Quando o Supremo Tribunal Federal decidiu, há quase um ano, que União, estados e municípios tinham “competência concorrente” para realizar ações contra a pandemia que chegava ao Brasil, não foram poucas as autoridades que resolveram entender o termo “concorrente” da maneira mais coloquial, como se precisassem competir entre si. Em Brasília, o governo federal usou a decisão para praticamente lavar as mãos e deixar tudo nas mãos de estados e municípios, alegando incorretamente que o Supremo havia retirado os poderes da União. O bate-cabeça que já dura um ano passou, mais recentemente, a opor até mesmo aliados políticos, como o prefeito de São Paulo, Bruno Covas, que decretou a antecipação de feriados para criar uma enorme folga de Semana Santa, sem avisar o governador paulista, João Doria, que se irritou com a medida e alegou que a medida teria efeito negativo em outras cidades, especialmente no litoral paulista.
Um ano e 300 mil mortes depois, parece que finalmente emerge entre protagonistas políticos a consciência de que é preciso que todos – Executivo, Legislativo e Judiciário; governo federal, estados e municípios – trabalhem de forma coordenada para ajudar a vencer o pior momento da pandemia no Brasil. Na quarta-feira, após reunião no Palácio da Alvorada entre o presidente da República, Jair Bolsonaro, os presidentes do Senado e da Câmara, Rodrigo Pacheco (DEM-MG) e Arthur Lira (Progressistas-AL), ministros de Estado e do STF, e governadores de seis estados, anunciou-se a criação de um comitê de crise, com reuniões semanais. O principal articulador da iniciativa foi Pacheco, que ainda ficará encarregado da articulação com os governadores.
Comitês de pouco adiantarão se o governo federal não assumir de vez o seu papel de coordenador dos esforços contra a pandemia
Os grandes ausentes da reunião foram os prefeitos, que manifestaram seu descontentamento por meio das duas entidades que os representam, a Confederação Nacional de Municípios (CNM) e o Fórum Nacional de Prefeitos (FNP). Esta é uma omissão que tem de ser sanada, criando-se também interlocução com aquelas autoridades que estão, por assim dizer, na “linha de frente”, mais próximas aos cidadãos, assumindo esforços como a vacinação e observando mais de perto os efeitos de todas as medidas restritivas sobre os negócios e as famílias. Os governadores não fazem parte do comitê formalmente (o que já gerou reclamações), mas ao menos têm um interlocutor dentro do grupo; também os prefeitos têm de ser ouvidos ao menos da mesma forma.

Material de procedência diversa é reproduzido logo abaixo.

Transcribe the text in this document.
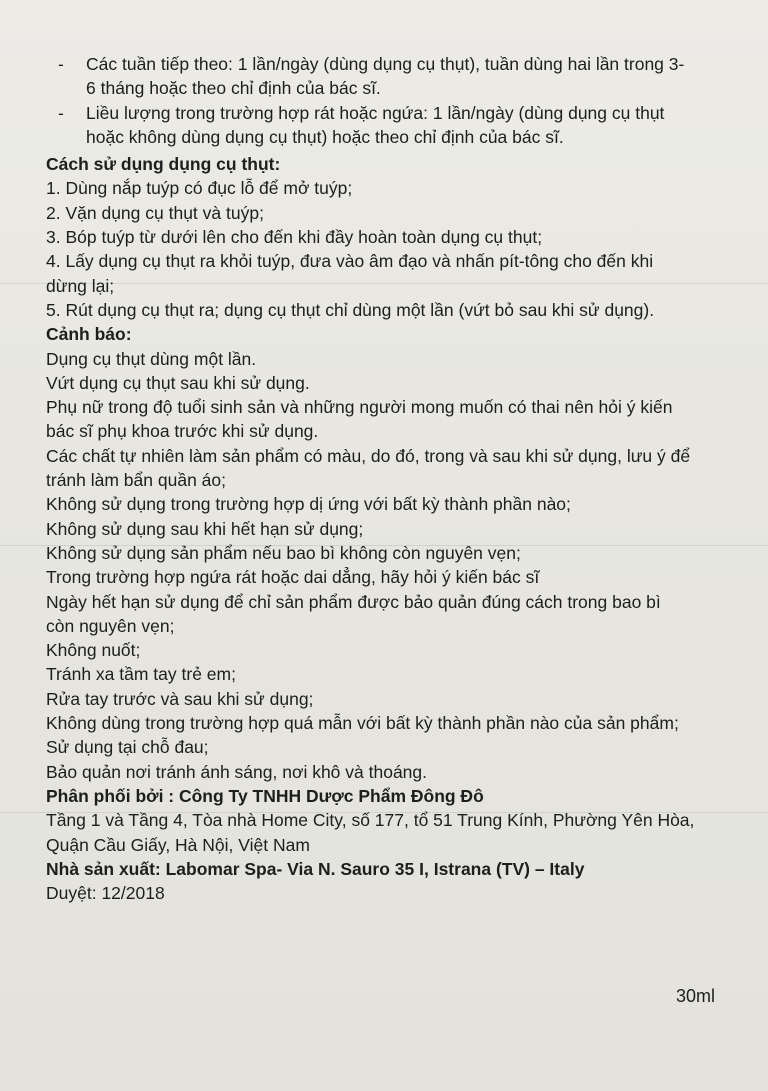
- Các tuần tiếp theo: 1 lần/ngày (dùng dụng cụ thụt), tuần dùng hai lần trong 3-
6 tháng hoặc theo chỉ định của bác sĩ.
- Liều lượng trong trường hợp rát hoặc ngứa: 1 lần/ngày (dùng dụng cụ thụt
hoặc không dùng dụng cụ thụt) hoặc theo chỉ định của bác sĩ.

Cách sử dụng dụng cụ thụt:

1. Dùng nắp tuýp có đục lỗ để mở tuýp;

2. Vặn dụng cụ thụt và tuýp;

3. Bóp tuýp từ dưới lên cho đến khi đầy hoàn toàn dụng cụ thụt;

4. Lấy dụng cụ thụt ra khỏi tuýp, đưa vào âm đạo và nhấn pít-tông cho đến khi

dừng lại;

5. Rút dụng cụ thụt ra; dụng cụ thụt chỉ dùng một lần (vứt bỏ sau khi sử dụng).

Cảnh báo:

Dụng cụ thụt dùng một lần.

Vứt dụng cụ thụt sau khi sử dụng.

Phụ nữ trong độ tuổi sinh sản và những người mong muốn có thai nên hỏi ý kiến

bác sĩ phụ khoa trước khi sử dụng.

Các chất tự nhiên làm sản phẩm có màu, do đó, trong và sau khi sử dụng, lưu ý để

tránh làm bẩn quần áo;

Không sử dụng trong trường hợp dị ứng với bất kỳ thành phần nào;

Không sử dụng sau khi hết hạn sử dụng;

Không sử dụng sản phẩm nếu bao bì không còn nguyên vẹn;

Trong trường hợp ngứa rát hoặc dai dẳng, hãy hỏi ý kiến bác sĩ

Ngày hết hạn sử dụng để chỉ sản phẩm được bảo quản đúng cách trong bao bì

còn nguyên vẹn;

Không nuốt;

Tránh xa tầm tay trẻ em;

Rửa tay trước và sau khi sử dụng;

Không dùng trong trường hợp quá mẫn với bất kỳ thành phần nào của sản phẩm;

Sử dụng tại chỗ đau;

Bảo quản nơi tránh ánh sáng, nơi khô và thoáng.

Phân phối bởi : Công Ty TNHH Dược Phẩm Đông Đô

Tầng 1 và Tầng 4, Tòa nhà Home City, số 177, tổ 51 Trung Kính, Phường Yên Hòa,

Quận Cầu Giấy, Hà Nội, Việt Nam

Nhà sản xuất: Labomar Spa- Via N. Sauro 35 I, Istrana (TV) – Italy

Duyệt: 12/2018

30ml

Mas comitês de pouco adiantarão se o governo federal não assumir de vez o seu papel de coordenador dos esforços contra a pandemia. Foi o que pediu a CNM em carta assinada por seu presidente, Glademir Aroldi, na véspera do anúncio do comitê. No texto, os prefeitos pediam a Jair Bolsonaro que “assuma, de forma inadiável, seu dever de coordenar a nação, respeitando a população, a ciência e a comunidade internacional, com a humanidade e a empatia exigidas de um chefe de Estado”. Se há um certo ceticismo em relação ao comitê, é porque Bolsonaro deixou a desejar em vários destes aspectos ao longo dos últimos 12 meses; depende especialmente dele mostrar que está disposto a agir com liderança genuína, buscando a cooperação em vez do enfrentamento, ainda que haja divergências sobre vários temas ligados à pandemia, como os protocolos de tratamento e as medidas de restrição aos negócios.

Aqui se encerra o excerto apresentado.